COMPUTEX 2026が近づくにつれ、今年のテーマである「AI Together」は転換点を告げています。AIはもはやソフトウェアに限定されず、物理世界へと 進出しています。機械はリアルタイムで認識、判断、行動を開始し、工場現場から自律システムまであらゆるものを変革しています。
このブログでは、知能と行動が融合するPhysical AIの展望を探ります。産業界がよりスマートで応答性の高いシステムへと移行する中、Physical AIはモビリティ、製造業、その他あらゆる分野でイノベーションを加速させています。 また、Premioがこれらの機能をエッジにどのように導入しているか、そして6月に開催されるCOMPUTEXで当社に何を期待できるかについても考察します。
今、Physical AIが重要な理由?
この変化は急速な市場成長を牽引しており、Physical AI市場は2026年の547億5000万ドルから2034年には3003億7000万ドルに拡大すると予測されています。

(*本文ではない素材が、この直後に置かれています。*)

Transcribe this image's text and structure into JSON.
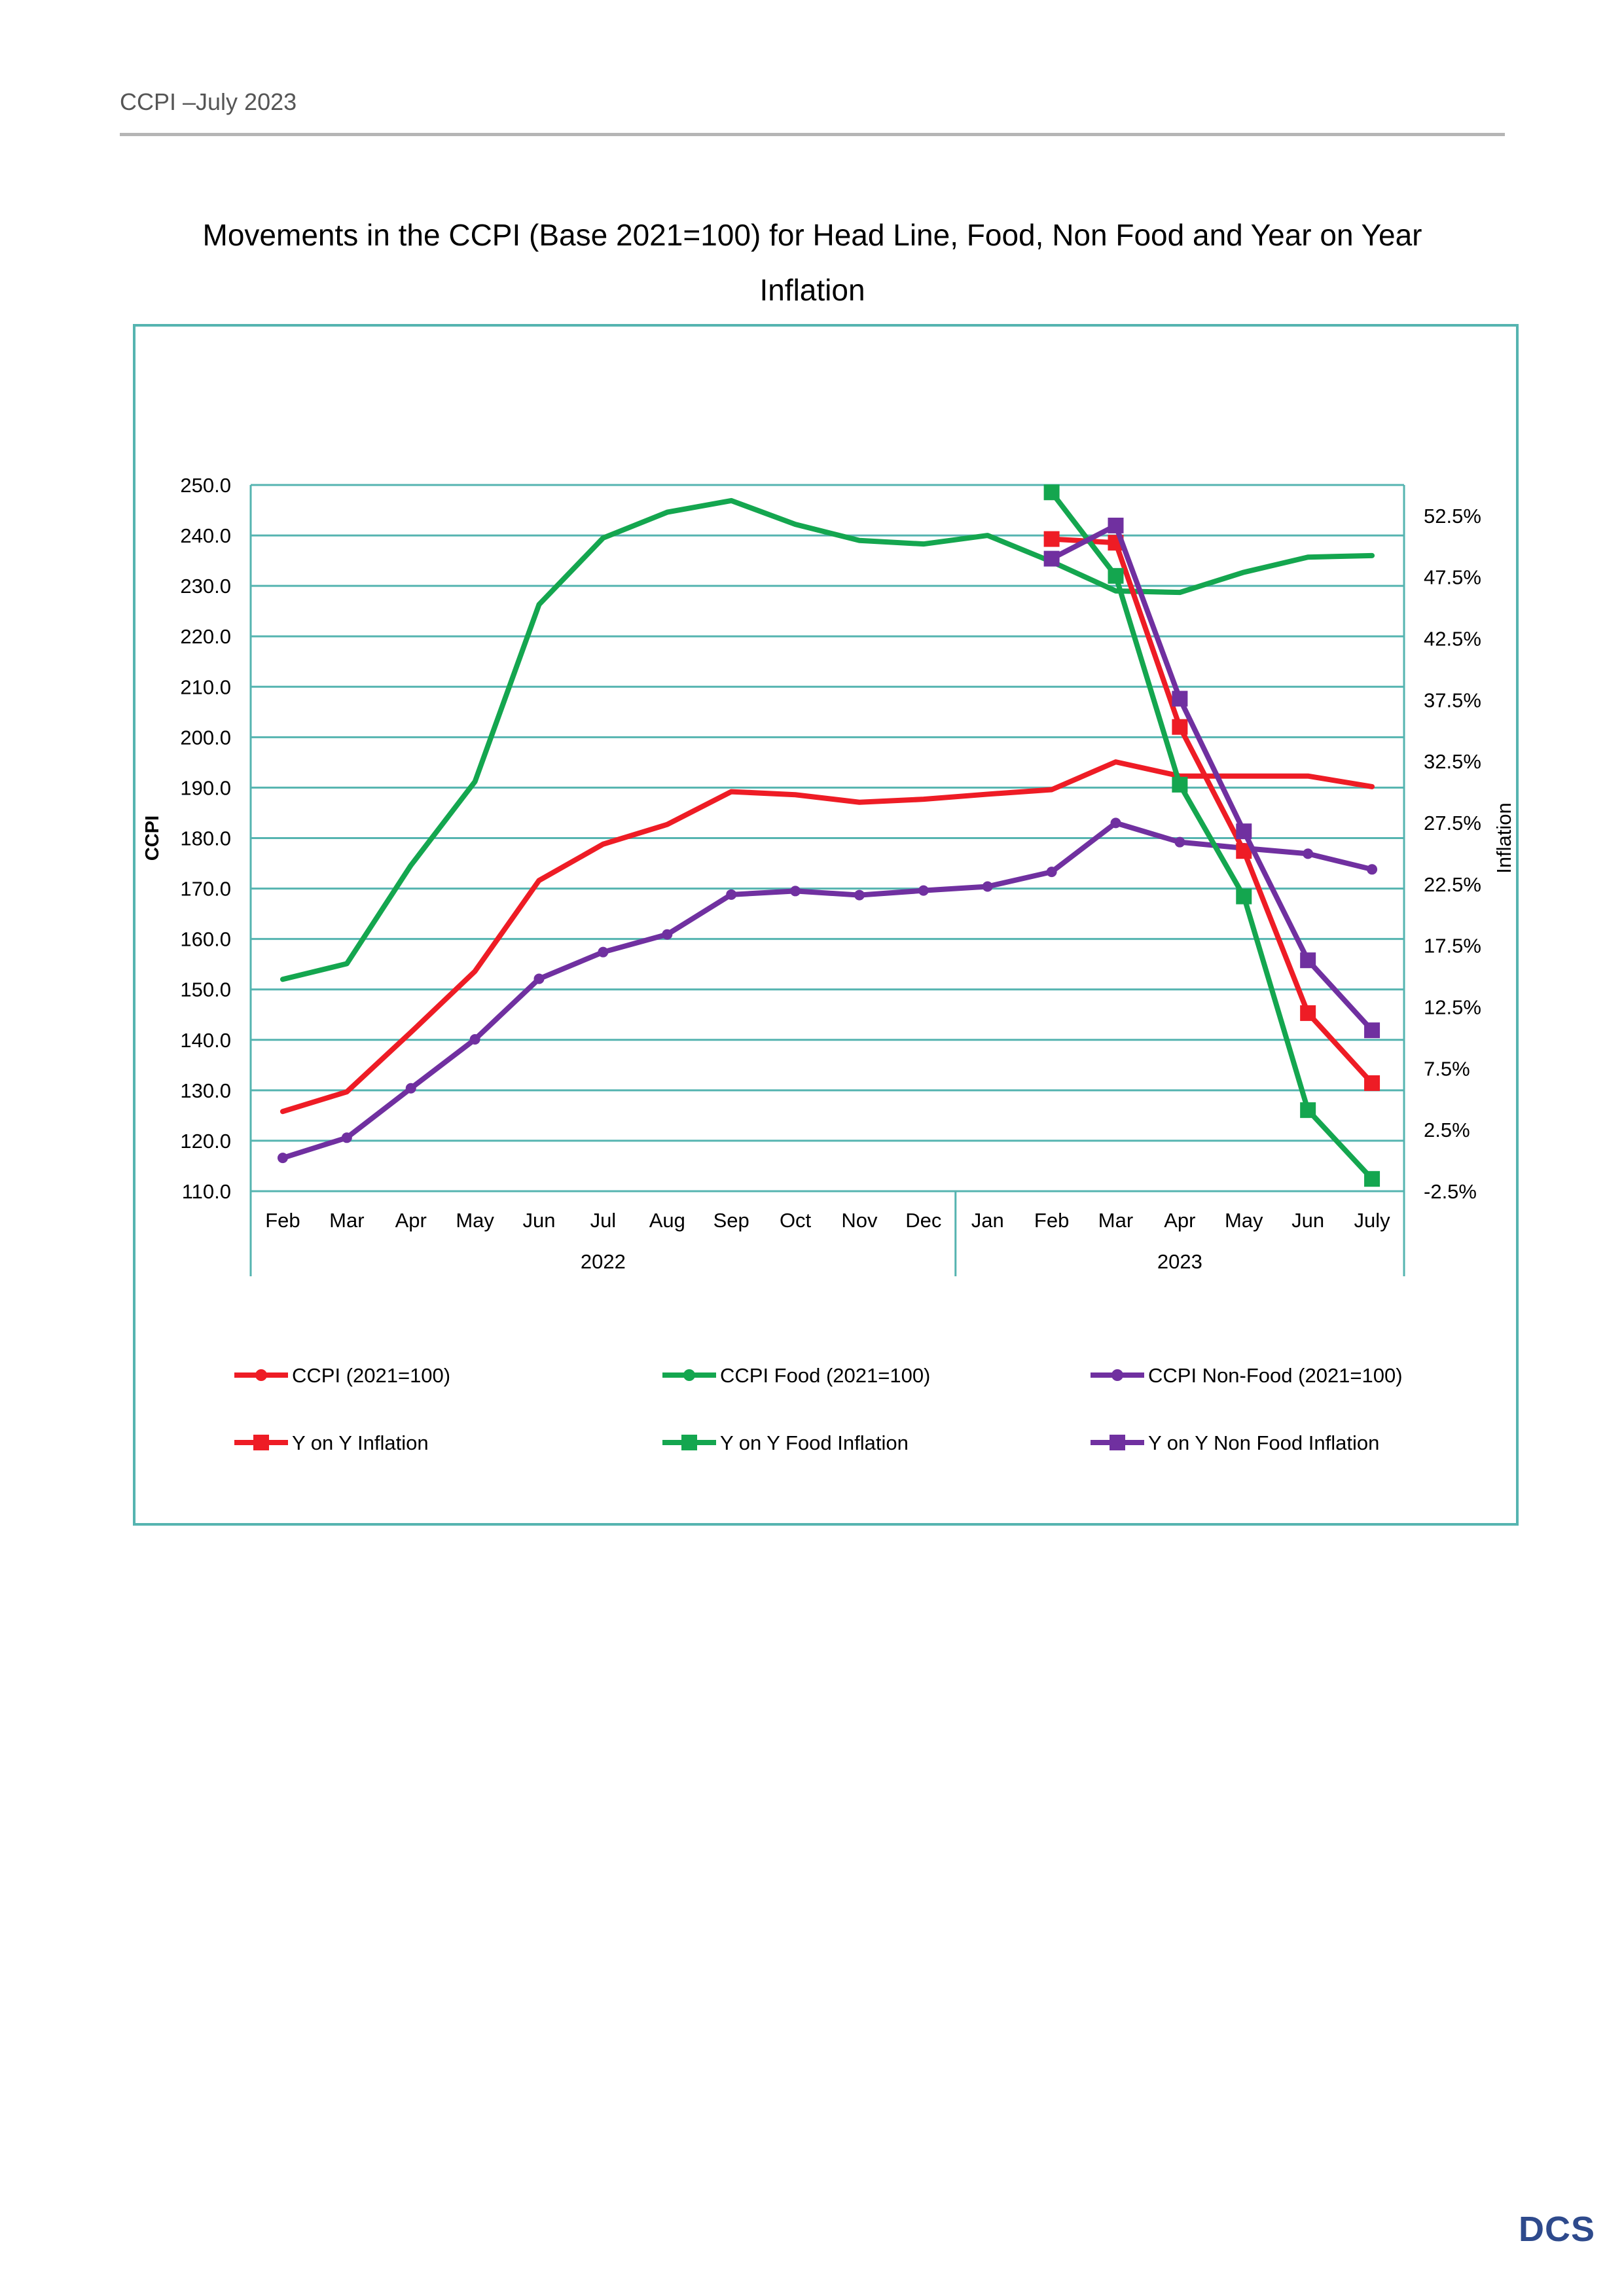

この瞬間を特別なものにしているのは、イノベーションだけでなく、大規模な展開です。スマートな製造ラインから現場の自律システムまで、Physical AIはインテリジェントなシステムを物理経済の積極的な参加者に変えつつあります。
2026年Physical AIとロボット工学のトレンド
Physical AIが主流に採用されるにつれて、いくつかの主要なトレンドがその方向性を形作っています。
- マルチモーダルAIが基盤となる: AIは現実世界をよりよく理解し、対話するために進化しています。
- 新しいクラスのエッジAIパフォーマンス: NVIDIA Jetsonのようなプラットフォームは、エッジでのリアルタイム処理を可能にします。
- サイバーセキュリティがミッションクリティカルになる: システムが自律性を獲得するにつれて、セキュリティを組み込む必要があります。
- ロボット工学が転換期を迎える: ロボット工学はニッチな用途からより広範な展開へと拡大しています。
コンセプトから展開まで: Physical AIにおけるPremioの役割
Physical AIを実現するには、高度なモデルだけでは不十分であり、パフォーマンスと信頼性が重要となる実世界への明確な展開パスが求められます。
NVIDIAのエリートパートナーであるPremioは、エッジで高性能AIを実現する産業用プラットフォームを提供し、高度なコンピューティングを実世界のインテリジェンスへと転換するのを支援しています。
JCOシリーズ: NVIDIA Jetson AIファンレスエッジ産業用コンピューター
主な機能:
- AIアクセラレーション向けに最大275 TOPSを提供するNVIDIA Jetson Orinモジュール
- 組み込みおよびモバイル展開向けに最適化されたコンパクトなファンレス設計
- さまざまなロボット工学およびエッジAIアプリケーションに対応するスケーラブルなパフォーマンス
- 過酷で変化の激しい動作条件下での産業グレードの耐久性
- センサー、カメラ、周辺機器統合のための豊富なI/Oと接続性
詳細については、JCO シリーズ製品 ページをご覧ください。 詳細はこちら>>
Premioの産業用GPUコンピューター
新製品ハイライト
- CT-XAR01: CT-XAR01は、Intel® Core™ Ultra Series 2プロセッサーを搭載したコンパクトなMini-ITX産業用マザーボードで、産業用アプリケーションにおける効率的なリアルタイムエッジAIと高性能コンピューティングのために設計されています。
- CT-DAS01: 来週、CT-DAS01の発売を発表できることを嬉しく思います!これは、オートメーションや輸送などの要求の厳しい環境での信頼性の高いエッジコンピューティングのために構築された、Intel® Atom® x7000REプロセッサーを搭載した堅牢な3.5インチシングルボードコンピューターです。
Premioに直接会いに来てください!
COMPUTEX 2026

- 日付: 2026年6月2日~5日
- 場所: 台北南港展示ホール
- ブース: ホール2、P0413
オートメート 2026

- 日付: 2026年6月22日~25日
- 場所: イリノイ州シカゴ、マコーミックプレイス
- ブース: 3444
結論
物理AIはもはや未来の概念ではなく、業界全体で急速に現実のものとなっています。AIがソフトウェアを超えて物理世界に進出し続ける中、エッジにインテリジェントシステムを導入する能力が、次のイノベーションの波を決定するでしょう。
ロボット工学から産業オートメーションまで、組織はパフォーマンス、信頼性、リアルタイムの意思決定を組み合わせたソリューションを求めています。これこそが物理AIがその最大の価値を発揮する場所であり、データを現実世界における即座に実行可能な結果へと変換します。